Used to be that the conventions were where these platforms were debated upon and ultimately composed, though nowadays all of that tends to take place prior to the conventions and usually only members of the “Platform Committee” are directly involved in those discussions. Delegates do vote on the platform at the convention, but it is essentially a ceremonial event -- for example, the Democrats presented their platform at their convention on Monday, and it was adopted by a voice vote without any debate on the convention floor. But it had already essentially been adopted back in early August.
Meanwhile, the Republicans are still putting the finishing touches on their platform, including considering (and reconsidering) whether or not they wish to include language decrying online gambling.
Since 2000, the Republicans have had the following statement opposing online gambling in their platform: “Millions of Americans suffer from problem or pathological gambling that can destroy families. We support legislation prohibiting gambling over the Internet or in student athletics by student athletes who are participating in competitive sports.” By contrast, the Democrats have no corresponding language regarding gambling -- of any variety -- in their platform.
On Tuesday morning the Republican party’s Platform Committee decided to drop those two sentences -- along with a number of others that had appeared in the previous platform. All told, the new version was something like half the length of the previous one. Said Richard Burr, the Republican senator from North Carolina and co-chair of the Platform Committee, the idea was to “make the tent bigger” and not alienate potential supporters of Republican candidates needlessly with statements such as the one opposing online gambling. However, Burr did say at the time that the anti-online gambling statement (as well as other excised statements) could well reappear if anyone on the committee proposed an amendment to replace it.

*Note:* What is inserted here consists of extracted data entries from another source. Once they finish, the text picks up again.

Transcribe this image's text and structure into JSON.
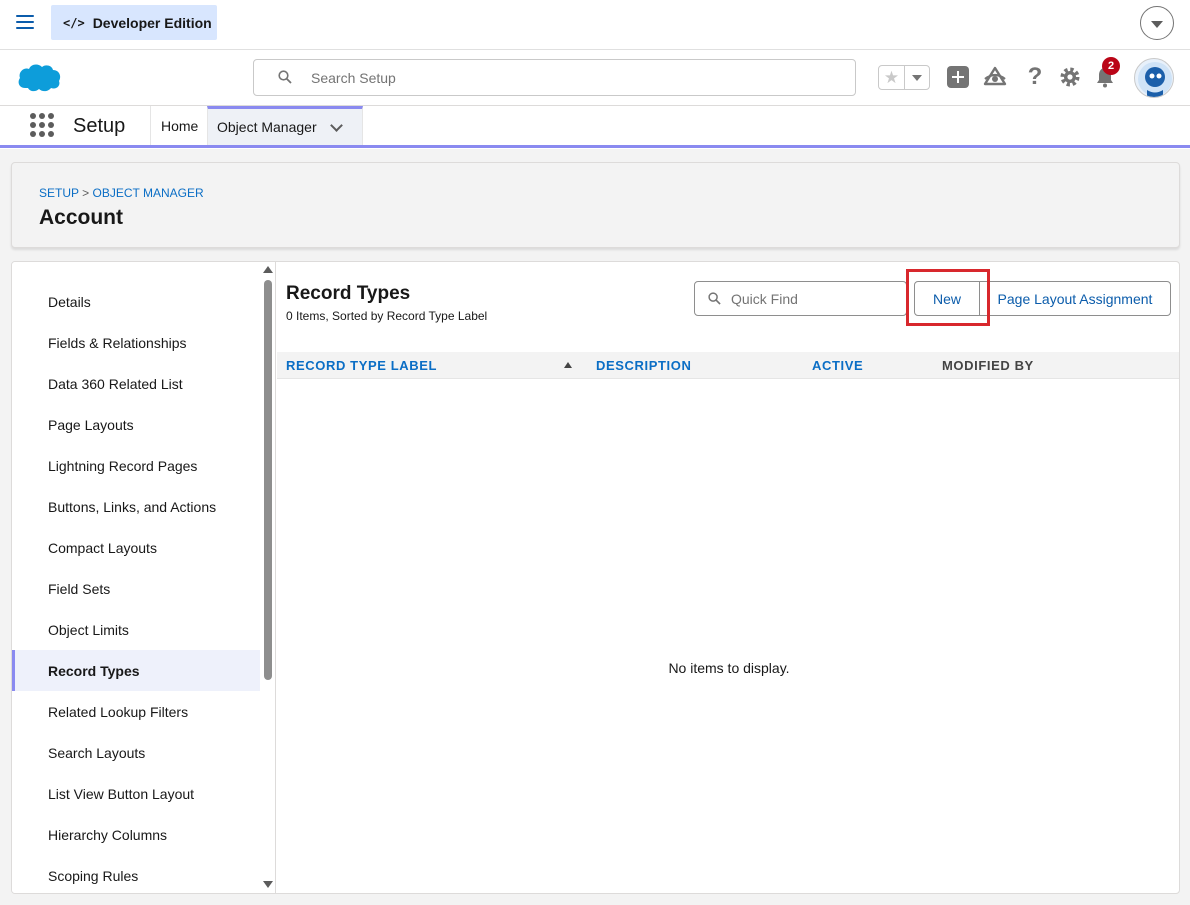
{
  "topbar": {
    "edition_label": "Developer Edition",
    "edition_icon": "code-icon",
    "edition_icon_glyph": "</>"
  },
  "header": {
    "search_placeholder": "Search Setup",
    "notification_count": "2",
    "help_glyph": "?"
  },
  "appnav": {
    "app_name": "Setup",
    "tabs": [
      {
        "label": "Home"
      },
      {
        "label": "Object Manager"
      }
    ]
  },
  "page_header": {
    "breadcrumb": {
      "setup": "SETUP",
      "separator": ">",
      "object_manager": "OBJECT MANAGER"
    },
    "title": "Account"
  },
  "sidebar": {
    "items": [
      {
        "label": "Details"
      },
      {
        "label": "Fields & Relationships"
      },
      {
        "label": "Data 360 Related List"
      },
      {
        "label": "Page Layouts"
      },
      {
        "label": "Lightning Record Pages"
      },
      {
        "label": "Buttons, Links, and Actions"
      },
      {
        "label": "Compact Layouts"
      },
      {
        "label": "Field Sets"
      },
      {
        "label": "Object Limits"
      },
      {
        "label": "Record Types"
      },
      {
        "label": "Related Lookup Filters"
      },
      {
        "label": "Search Layouts"
      },
      {
        "label": "List View Button Layout"
      },
      {
        "label": "Hierarchy Columns"
      },
      {
        "label": "Scoping Rules"
      }
    ],
    "active_index": 9
  },
  "content": {
    "title": "Record Types",
    "subtitle": "0 Items, Sorted by Record Type Label",
    "quick_find_placeholder": "Quick Find",
    "new_button": "New",
    "page_layout_button": "Page Layout Assignment",
    "columns": [
      "RECORD TYPE LABEL",
      "DESCRIPTION",
      "ACTIVE",
      "MODIFIED BY"
    ],
    "empty_message": "No items to display."
  },
  "colors": {
    "brand_blue": "#0b5cab",
    "link_blue": "#0b6ec5",
    "accent_purple": "#8a8af0",
    "highlight_red": "#d8282d",
    "badge_red": "#ba0517"
  }
}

And by dinner time on Tuesday, such an amendment was indeed proposed by Kendal Unruh, a Republican activist from Colorado who serves on the Platform Committee as a member of the “Defending the Nation, Securing the Peace” subcommittee. “Internet gambling represents the most invasive and addictive form of gambling in our history,” argued Unruh. The amendment passed, and the two sentences were reinserted. The Republican party’s platform is scheduled to be adopted on September 1, the first day of their convention.

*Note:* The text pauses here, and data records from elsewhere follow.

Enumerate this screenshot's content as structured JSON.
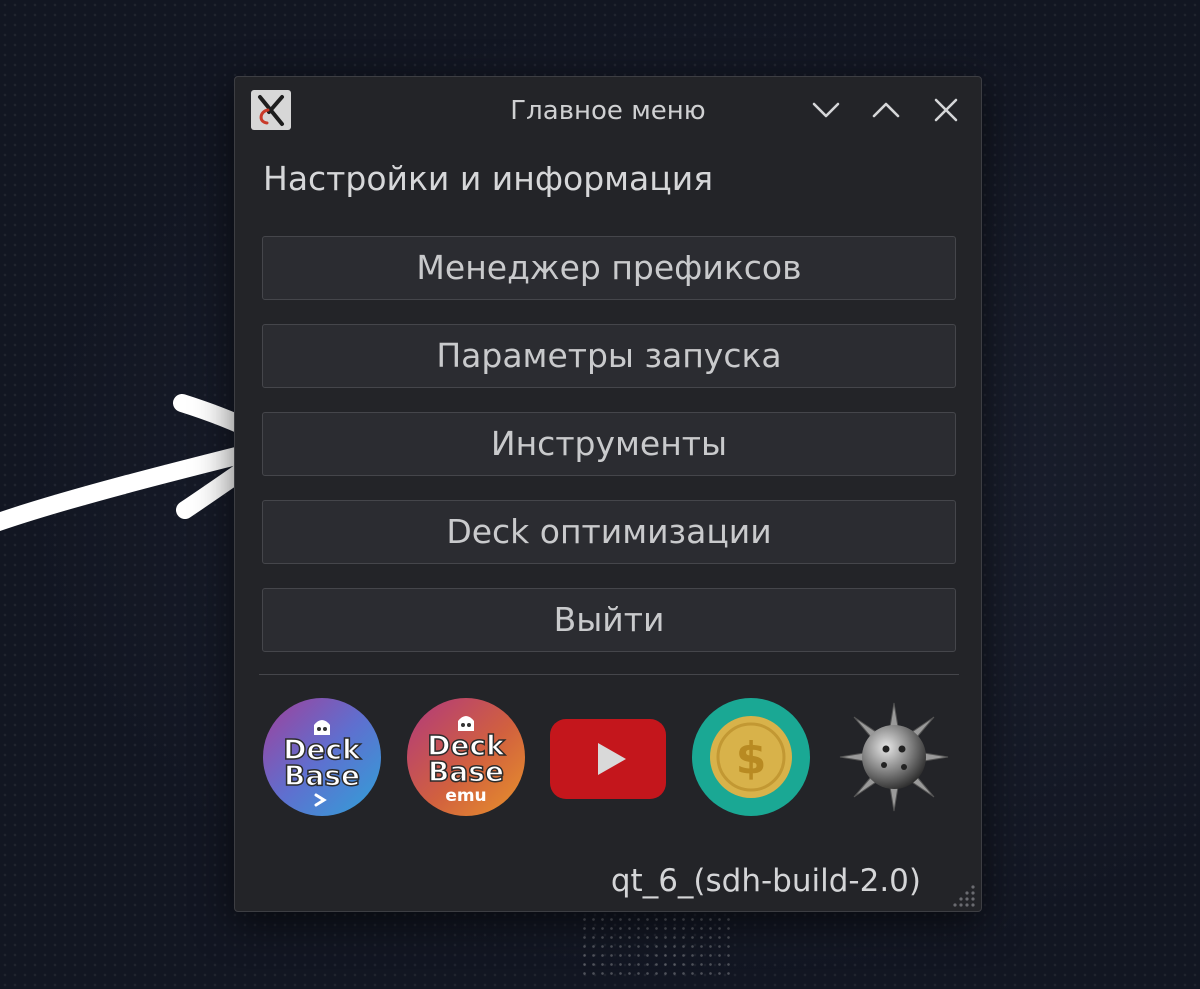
{
  "window": {
    "title": "Главное меню"
  },
  "main": {
    "heading": "Настройки и информация",
    "buttons": [
      {
        "label": "Менеджер префиксов"
      },
      {
        "label": "Параметры запуска"
      },
      {
        "label": "Инструменты"
      },
      {
        "label": "Deck оптимизации"
      },
      {
        "label": "Выйти"
      }
    ]
  },
  "links": [
    {
      "icon": "deckbase-logo-icon",
      "top": "Deck",
      "bottom": "Base"
    },
    {
      "icon": "deckbase-emu-logo-icon",
      "top": "Deck",
      "bottom": "Base",
      "sub": "emu"
    },
    {
      "icon": "youtube-icon"
    },
    {
      "icon": "donate-coin-icon",
      "symbol": "$"
    },
    {
      "icon": "spiked-mine-icon"
    }
  ],
  "footer": {
    "version": "qt_6_(sdh-build-2.0)"
  },
  "colors": {
    "window_bg": "#232428",
    "button_bg": "#2b2c31",
    "youtube_red": "#c4161c",
    "coin_teal": "#1aa894",
    "coin_gold": "#d8b24a"
  }
}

A bit of a slowroll, then, with online poker players falsely believing for a better part of a day the Republicans were going to lay off the online gambling bit for a while. During that hopeful interim, the Poker Players Alliance issued a response saying that the removal of those lines was, in the words of PPA Executive Director John Pappas, “a small victory” in the fight to protect our rights to play online poker. But the lines are back. A small defeat, I guess.

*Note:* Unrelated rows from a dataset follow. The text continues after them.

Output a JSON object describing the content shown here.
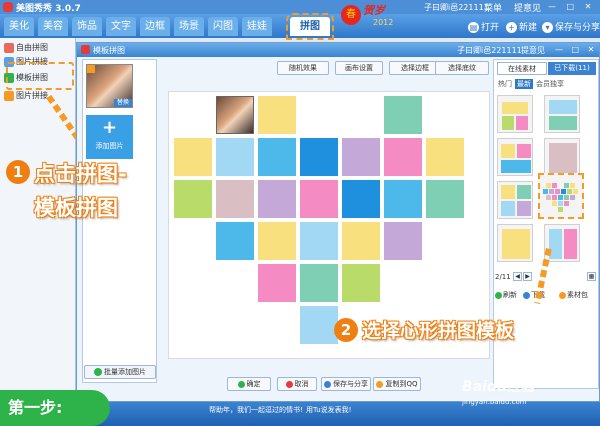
{
  "app": {
    "title": "美图秀秀 3.0.7",
    "user": "子曰卿i邑221111",
    "menu": "菜单",
    "feedback": "提意见",
    "window_buttons": "— □ ✕"
  },
  "tabs": [
    "美化",
    "美容",
    "饰品",
    "文字",
    "边框",
    "场景",
    "闪图",
    "娃娃",
    "拼图"
  ],
  "festival": {
    "badge": "春",
    "text": "贺岁",
    "year": "2012"
  },
  "toolbar": {
    "open": "打开",
    "new": "新建",
    "save": "保存与分享"
  },
  "left_modes": [
    {
      "label": "自由拼图",
      "color": "#e86a5b"
    },
    {
      "label": "图片拼接",
      "color": "#5aa0e8"
    },
    {
      "label": "模板拼图",
      "color": "#2db34a"
    },
    {
      "label": "图片拼接",
      "color": "#f59a23"
    }
  ],
  "dialog": {
    "title": "模板拼图",
    "user": "子曰卿i邑221111",
    "feedback": "提意见",
    "window_buttons": "— □ ✕"
  },
  "thumbs": {
    "replace": "替换",
    "add": "添加图片",
    "batch_add": "批量添加图片"
  },
  "canvas_buttons": [
    "随机效果",
    "画布设置",
    "选择边框",
    "选择底纹"
  ],
  "canvas_cells": [
    {
      "c": "photo"
    },
    {
      "c": "#f9e07f"
    },
    {
      "c": "#ffffff"
    },
    {
      "c": "#7ecfb3"
    },
    {
      "c": "#f9e07f"
    },
    {
      "c": "#a3d8f4"
    },
    {
      "c": "#4db8ea"
    },
    {
      "c": "#1e90dd"
    },
    {
      "c": "#c3a8d8"
    },
    {
      "c": "#f48cc3"
    },
    {
      "c": "#f9e07f"
    },
    {
      "c": "#b8db6a"
    },
    {
      "c": "#d9bfc3"
    },
    {
      "c": "#c3a8d8"
    },
    {
      "c": "#f48cc3"
    },
    {
      "c": "#1e90dd"
    },
    {
      "c": "#4db8ea"
    },
    {
      "c": "#7ecfb3"
    },
    {
      "c": "#4db8ea"
    },
    {
      "c": "#f9e07f"
    },
    {
      "c": "#a3d8f4"
    },
    {
      "c": "#f9e07f"
    },
    {
      "c": "#c3a8d8"
    },
    {
      "c": "#f48cc3"
    },
    {
      "c": "#7ecfb3"
    },
    {
      "c": "#b8db6a"
    },
    {
      "c": "#a3d8f4"
    },
    {
      "c": "#f48cc3"
    }
  ],
  "bottom_buttons": [
    {
      "label": "确定",
      "color": "#2db34a"
    },
    {
      "label": "取消",
      "color": "#e23b3b"
    },
    {
      "label": "保存与分享",
      "color": "#3b83d0"
    },
    {
      "label": "复制到QQ",
      "color": "#f59a23"
    }
  ],
  "right_panel": {
    "tabs": [
      "在线素材",
      "已下载(11)"
    ],
    "subtabs": [
      "热门",
      "最新",
      "会员独享"
    ],
    "page": "2/11",
    "refresh": "刷新",
    "download": "下载",
    "library": "素材包"
  },
  "footer": {
    "text1": "帮助年，我们一起逗过的情书!",
    "text2": "用Tu说发表我!"
  },
  "annotations": {
    "step": "第一步:",
    "one_num": "1",
    "one_text": "点击拼图-",
    "one_text2": "模板拼图",
    "two_num": "2",
    "two_text": "选择心形拼图模板",
    "watermark": "Baidu经验",
    "watermark2": "jingyan.baidu.com"
  },
  "colors": {
    "accent": "#f07f12",
    "nav": "#2f78c9",
    "green": "#2db34a"
  }
}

Only one of the two sentences -- the first -- actually could be said to concern online poker, insofar as continuing to “support legislation prohibiting gambling over the Internet” also refers to supporting laws to stop people from playing online poker. And it does, I think, for most of those who want to keep that sentence in the platform.
The subsequent association with student-athletes’ betting on games (the second sentence) is frankly misleading -- as are a lot of the arguments evoked by politicians who oppose online gambling -- although for that small percentage of student-athletes who do get involved in such activities, being able to gamble via the web certainly enables them to do so.
In any case, the Republicans’ back-and-forthing here does signify a certain internal conflict within the party regarding the significance of such legislation which for many represents government gratuitously interceding into citizens’ private affairs -- the sort of intrusion the “Grand Old Party” usually represents itself as avoiding (and often accuses the other party of doing too much).
And perhaps that internal conflict may manifest itself down the road in the form of support for some sort of anti-UIGEA bill -- or, more likely, a continued (indefinite?) delay of the finalization of the UIGEA regulations.
Of course, from a practical standpoint, whether or not those two sentences are included in the Republicans’ platform should matter relatively little to online poker players. Even though political platforms address real world issues, the documents themselves exist in a kind of strange netherworld of mostly symbolic significance. Notes to self, you might call ’em.
And we poker players well know how hard it is to follow those.